Boards are teams, or should be, and the most effective, high-performing boards are characterised by this. All members must be able to fulfil the basic criteria of being able to perform as a good contributor with skills and attributes that will enable the organisation to fulfil its purpose. Getting a balance of skills and experience, age and diversity is essential to developing a high performing board. Their composition and management should be seen as an effort to achieve this. Something we see quite a lot with nominee directors is the fracturing of the NED components of boards into mini teams/fractions, or the viewing of nominee directors as more observers than full board members.

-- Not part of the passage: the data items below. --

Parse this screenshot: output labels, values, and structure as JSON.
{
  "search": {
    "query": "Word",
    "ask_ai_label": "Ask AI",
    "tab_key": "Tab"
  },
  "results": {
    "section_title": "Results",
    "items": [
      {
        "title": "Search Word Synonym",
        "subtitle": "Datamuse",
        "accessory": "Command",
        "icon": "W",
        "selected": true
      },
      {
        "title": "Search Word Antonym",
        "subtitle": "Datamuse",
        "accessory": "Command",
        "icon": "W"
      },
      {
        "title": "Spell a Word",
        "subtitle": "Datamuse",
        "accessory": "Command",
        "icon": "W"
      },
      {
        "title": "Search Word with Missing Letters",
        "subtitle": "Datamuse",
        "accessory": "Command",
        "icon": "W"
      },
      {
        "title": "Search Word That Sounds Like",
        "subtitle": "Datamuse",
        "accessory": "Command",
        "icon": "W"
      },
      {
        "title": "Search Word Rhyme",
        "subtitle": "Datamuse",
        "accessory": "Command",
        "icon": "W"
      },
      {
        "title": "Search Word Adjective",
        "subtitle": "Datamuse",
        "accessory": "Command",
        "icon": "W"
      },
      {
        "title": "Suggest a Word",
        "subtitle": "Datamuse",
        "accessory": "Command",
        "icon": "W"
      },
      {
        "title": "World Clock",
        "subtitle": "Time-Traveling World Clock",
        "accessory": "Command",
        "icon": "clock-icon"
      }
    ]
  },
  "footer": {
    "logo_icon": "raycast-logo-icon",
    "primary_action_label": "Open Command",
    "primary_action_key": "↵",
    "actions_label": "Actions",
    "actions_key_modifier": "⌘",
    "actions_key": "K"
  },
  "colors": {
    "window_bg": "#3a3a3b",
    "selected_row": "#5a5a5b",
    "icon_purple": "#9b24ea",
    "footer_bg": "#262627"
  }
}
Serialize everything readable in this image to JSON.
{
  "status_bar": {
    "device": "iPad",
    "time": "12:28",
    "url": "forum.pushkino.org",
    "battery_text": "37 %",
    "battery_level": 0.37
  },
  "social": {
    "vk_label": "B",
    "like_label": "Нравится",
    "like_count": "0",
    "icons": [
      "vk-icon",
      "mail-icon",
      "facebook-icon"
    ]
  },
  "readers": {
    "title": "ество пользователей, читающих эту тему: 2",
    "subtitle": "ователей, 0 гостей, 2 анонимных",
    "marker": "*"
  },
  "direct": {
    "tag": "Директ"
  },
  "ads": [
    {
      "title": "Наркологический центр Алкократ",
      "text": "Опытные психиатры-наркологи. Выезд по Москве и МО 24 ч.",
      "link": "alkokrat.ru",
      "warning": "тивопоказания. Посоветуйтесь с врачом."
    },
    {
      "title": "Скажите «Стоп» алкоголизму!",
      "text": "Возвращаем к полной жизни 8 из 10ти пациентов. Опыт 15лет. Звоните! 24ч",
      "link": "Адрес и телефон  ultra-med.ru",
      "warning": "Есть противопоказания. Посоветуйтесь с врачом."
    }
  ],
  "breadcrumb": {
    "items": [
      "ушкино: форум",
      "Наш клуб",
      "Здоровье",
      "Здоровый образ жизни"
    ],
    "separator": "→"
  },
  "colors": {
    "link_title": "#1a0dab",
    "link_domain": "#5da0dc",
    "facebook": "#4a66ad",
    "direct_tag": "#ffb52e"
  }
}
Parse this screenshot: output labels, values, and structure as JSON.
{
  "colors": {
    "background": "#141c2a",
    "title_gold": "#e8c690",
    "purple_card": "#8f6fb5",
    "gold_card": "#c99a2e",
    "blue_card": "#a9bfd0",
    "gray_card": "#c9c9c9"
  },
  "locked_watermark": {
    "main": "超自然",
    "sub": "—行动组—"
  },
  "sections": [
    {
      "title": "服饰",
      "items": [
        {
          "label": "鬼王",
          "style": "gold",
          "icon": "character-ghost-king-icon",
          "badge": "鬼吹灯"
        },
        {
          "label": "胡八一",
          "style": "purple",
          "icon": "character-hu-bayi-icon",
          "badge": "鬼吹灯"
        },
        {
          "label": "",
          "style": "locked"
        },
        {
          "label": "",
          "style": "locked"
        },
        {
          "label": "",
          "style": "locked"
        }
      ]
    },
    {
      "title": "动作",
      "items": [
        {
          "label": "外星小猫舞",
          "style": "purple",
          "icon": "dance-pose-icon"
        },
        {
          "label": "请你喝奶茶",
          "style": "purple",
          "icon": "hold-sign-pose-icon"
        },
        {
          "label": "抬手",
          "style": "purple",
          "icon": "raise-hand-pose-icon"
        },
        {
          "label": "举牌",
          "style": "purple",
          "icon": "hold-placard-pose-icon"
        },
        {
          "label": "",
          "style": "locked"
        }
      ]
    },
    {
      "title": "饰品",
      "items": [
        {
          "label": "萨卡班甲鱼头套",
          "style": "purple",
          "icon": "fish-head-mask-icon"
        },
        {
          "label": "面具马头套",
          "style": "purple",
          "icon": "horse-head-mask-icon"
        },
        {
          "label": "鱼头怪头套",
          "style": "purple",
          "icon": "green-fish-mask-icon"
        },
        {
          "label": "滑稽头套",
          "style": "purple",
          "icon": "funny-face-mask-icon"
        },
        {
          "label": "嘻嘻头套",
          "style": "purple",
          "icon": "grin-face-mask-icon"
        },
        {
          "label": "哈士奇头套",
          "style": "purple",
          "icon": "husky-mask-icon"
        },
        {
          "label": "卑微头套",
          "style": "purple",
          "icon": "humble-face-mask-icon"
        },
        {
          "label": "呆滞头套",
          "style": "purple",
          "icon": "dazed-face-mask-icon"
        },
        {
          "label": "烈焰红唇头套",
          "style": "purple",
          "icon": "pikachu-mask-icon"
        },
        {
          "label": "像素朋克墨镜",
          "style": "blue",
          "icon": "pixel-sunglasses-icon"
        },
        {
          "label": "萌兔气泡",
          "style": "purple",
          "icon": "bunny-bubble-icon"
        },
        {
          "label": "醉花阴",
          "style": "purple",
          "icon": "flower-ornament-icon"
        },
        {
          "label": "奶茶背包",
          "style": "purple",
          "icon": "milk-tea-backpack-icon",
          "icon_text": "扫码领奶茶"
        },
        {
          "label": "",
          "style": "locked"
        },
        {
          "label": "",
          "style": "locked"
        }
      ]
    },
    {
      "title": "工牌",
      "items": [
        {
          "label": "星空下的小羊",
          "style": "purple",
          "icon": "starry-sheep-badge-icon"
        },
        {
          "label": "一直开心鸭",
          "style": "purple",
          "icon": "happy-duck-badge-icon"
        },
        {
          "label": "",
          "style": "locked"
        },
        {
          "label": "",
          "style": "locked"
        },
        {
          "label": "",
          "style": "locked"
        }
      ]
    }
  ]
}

Other challenges and considerations

Implementing effective nominee director roles, especially in contexts where the nominees on the board exist in power/relational dynamics with other board members outside of the boardroom, such as service users, staff and students. These present challenges:

  • Workload: the role can be demanding, requiring significant time commitment.
  • Conflict of interest: balancing staff interests with institutional goals can be difficult.
  • Power dynamics: navigating relationships with senior management and other board members can be complex.
  • Lack of support: institutions may not provide adequate resources or training for nominee directors.

Overcoming challenges

To maximise the contribution of nominee directors, several strategies can be employed:

  • Comprehensive induction and training: Equip nominee directors with the necessary knowledge and skills to effectively participate in board deliberations.
  • Clear role definition: Establish clear expectations for the role, balancing representative responsibilities with the broader fiduciary duties of a director.
  • Mentorship and Support: Pair nominee directors with experienced board members to provide guidance and support.
  • Effective chairship: A good chair can help ensure more appropriate use of the nominee directors on their board, manage potential conflicts of interest and ensure effective board dynamics.

But there is a larger point here: all boards need to attend to the differential developmental needs of their constituent members and to the board as a whole. Nominee directors must be seen as a core part of the board and not ‘othered’. The key is to see things in terms of the board as a cohesive, effective group - as a team.

Conclusion

There is an argument against nominee directors in their entirety and seeing them so ineffectively used in practice does tempt one in this direction. And yet this in itself is a reason not to, for so often they are ineffective because they are not and aided set up to be so. One must not fall into the trap of casting judgement on effect rather than cause. Nominee directors bring valuable perspectives to boards, but their effectiveness is contingent on careful management. Striking the right balance between representation and independence is crucial.

Directors have a clearly defined role to play largely related to acting in good faith to promote the organisation's success. Owners and stakeholders also have interests and in the case of owners, rights, which there are clearly defined ways of exercising. There are risks in confusing these and having nominee directors sails close to this particular wind. There is nothing intrinsically wrong with organisations having the right to nominate directors to be in the room with the rest of the board and making points and arguments that may not otherwise be aired. But the overriding concern should be for the board itself to act as a professional and capable whole with a range of skills, experience, expertise, attributes and diversity at its disposal. High performing boards are an ambition that more should adopt.

The challenges are about the whole; dissecting it into its constituent parts is damaging. Governance is the means to the end of success - it is not an end in itself and nominators should reflect on how their interests are best served. While the elective model has democratic appeal, a hybrid approach combining election with skills-based selection may offer the best of both worlds. Ultimately, the goal should be to create a board environment where all directors, including nominees, can contribute fully and effectively to the organisation's success. Good leadership is key.